ETH Energy Week – die Brücke zwischen Forschung und Bevölkerung – Electrosuisse
13. Dezember 2022

ETH Energy Week – die Brücke zwischen Forschung und Bevölkerung

Drei Dinge hat sich das 2005 gegründete Energy Science Center der ETH Zürich auf die Fahne geschrieben: Forschen, Lehren und Kommunikation mit der Aussenwelt. Ein wichtiges Instrument für letzteres ist die ETH Energy Week, die anfangs Dezember 2022 im Hauptgebäude der ETH und online stattfand. Sie wird auch Spuren hinterlassen, plant doch das Verkehrshaus Luzern einen öffentlich zugänglichen Energy Park, um uns das Thema auch längerfristig zugänglich zu erhalten. Die nächste Energy Week kann man sich auch bereits vormerken: 4. – 8. Dezember 2023.

Bevor die Kommunikation mit der Bevölkerung greifen kann, muss noch intensiv rund um anstehende Probleme und neue Technologien geforscht werden. Über 60 Professoren arbeiten mit ihren Teams an Lösungen für eine umweltfreundliche, gesellschaftlich wie wirtschaftlich tragbare und technisch effiziente Energieversorgung. Dies ruft auch immer stärker nach einer übergreifenden digitalen Systemmodellierung und entsprechendem Datenmanagement zur Echtzeit-Steuerung des Gesamtsystems.

Das Thema einer sicheren und zunehmend dekarbonisierten Energieversorgung könnte aktueller nicht sein, verschärft sich doch der Druck von Seite Klimawandel zunehmend in Kombination mit unsicher gewordenen Lieferketten für Energierohstoffe. Die Energy Week reagierte darauf mit einer die Energiemengen visualisierenden Ausstellung im Hauptgebäude, einem Eröffnungs-Symposium, mehreren online Fokus-Dialogen, einem Energy Sprint Day für Studierende im Bereich Gebäudetechnik und einem abschliessenden Science Policy Panel.

Eröffnungs-Symposium

Benoît Revaz, Prof. Dr. Russell McKenna und Prof. Dr. Arno Schlüter

Benoît Revaz (Direktor Bundesamt für Energie), Prof. Dr. Russell McKenna (Energiesystemanalyse ETHZ/PSI) und Prof. Dr. Arno Schlüter (ETHZ Architektur und Gebäuddesysteme) motivieren die Akteure für wichtige Handlungsfelder.

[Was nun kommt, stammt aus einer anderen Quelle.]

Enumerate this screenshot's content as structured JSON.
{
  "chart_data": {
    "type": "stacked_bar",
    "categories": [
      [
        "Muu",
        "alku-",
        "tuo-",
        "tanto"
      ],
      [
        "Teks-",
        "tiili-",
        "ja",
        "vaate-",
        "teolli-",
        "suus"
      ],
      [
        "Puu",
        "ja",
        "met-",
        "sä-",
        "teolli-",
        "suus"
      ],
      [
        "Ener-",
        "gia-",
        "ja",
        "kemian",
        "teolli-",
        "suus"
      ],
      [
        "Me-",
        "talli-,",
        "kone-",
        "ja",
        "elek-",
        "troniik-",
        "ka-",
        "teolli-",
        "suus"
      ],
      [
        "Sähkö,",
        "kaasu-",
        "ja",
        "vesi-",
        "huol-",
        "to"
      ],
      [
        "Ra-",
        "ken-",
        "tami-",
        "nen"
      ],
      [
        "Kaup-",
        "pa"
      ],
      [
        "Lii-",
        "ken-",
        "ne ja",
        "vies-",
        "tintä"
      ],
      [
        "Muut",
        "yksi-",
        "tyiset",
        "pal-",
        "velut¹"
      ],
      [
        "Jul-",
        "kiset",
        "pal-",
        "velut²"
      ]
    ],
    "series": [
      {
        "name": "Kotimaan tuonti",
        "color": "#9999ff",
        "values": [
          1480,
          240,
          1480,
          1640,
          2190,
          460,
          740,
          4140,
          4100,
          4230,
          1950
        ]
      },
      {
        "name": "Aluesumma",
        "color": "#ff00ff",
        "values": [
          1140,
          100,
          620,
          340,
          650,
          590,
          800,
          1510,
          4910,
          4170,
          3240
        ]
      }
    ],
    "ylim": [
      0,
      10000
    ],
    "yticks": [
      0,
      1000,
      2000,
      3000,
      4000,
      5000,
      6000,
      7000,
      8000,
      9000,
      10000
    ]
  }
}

Im Eröffnungs-Symposium machten Forscher und Behördenvertreter klar, dass es eine Gesamtsicht über die verschiedenen Technologien zu Erzeugung, Speicherung und Verbrauchssteuerung braucht. Ohne Digitalisierung, künstliche Intelligenz und Machine Learning wird die Abstimmung der einzelnen Disziplinen im Echtzeitverlauf kaum zu schaffen sein – und da reicht nicht nur eine Normung für die Interaktion. Die Schweiz ist in vielen Infrastrukturbereichen auch gefordert, im Bereich Digitalisierung deutlich aufzuholen. Ebenso wurde klar, dass man den Ausbau von Wind und insbesondere PV in den letzten Jahren verschlafen hatte und jetzt in jedem möglichen Szenario beschleunigt ausbauen muss. Richtig angewendet zeigen sich die Erneuerbaren heute bereits als die kostengünstigsten Produktionstechnologien. Sie müssen allerdings in einem guten Verhältnis mit Wasserkraftspeichern, Wärmespeichern und teilweise auch Gas/Wasserstoff-Speichern (Power to X) ergänzt werden.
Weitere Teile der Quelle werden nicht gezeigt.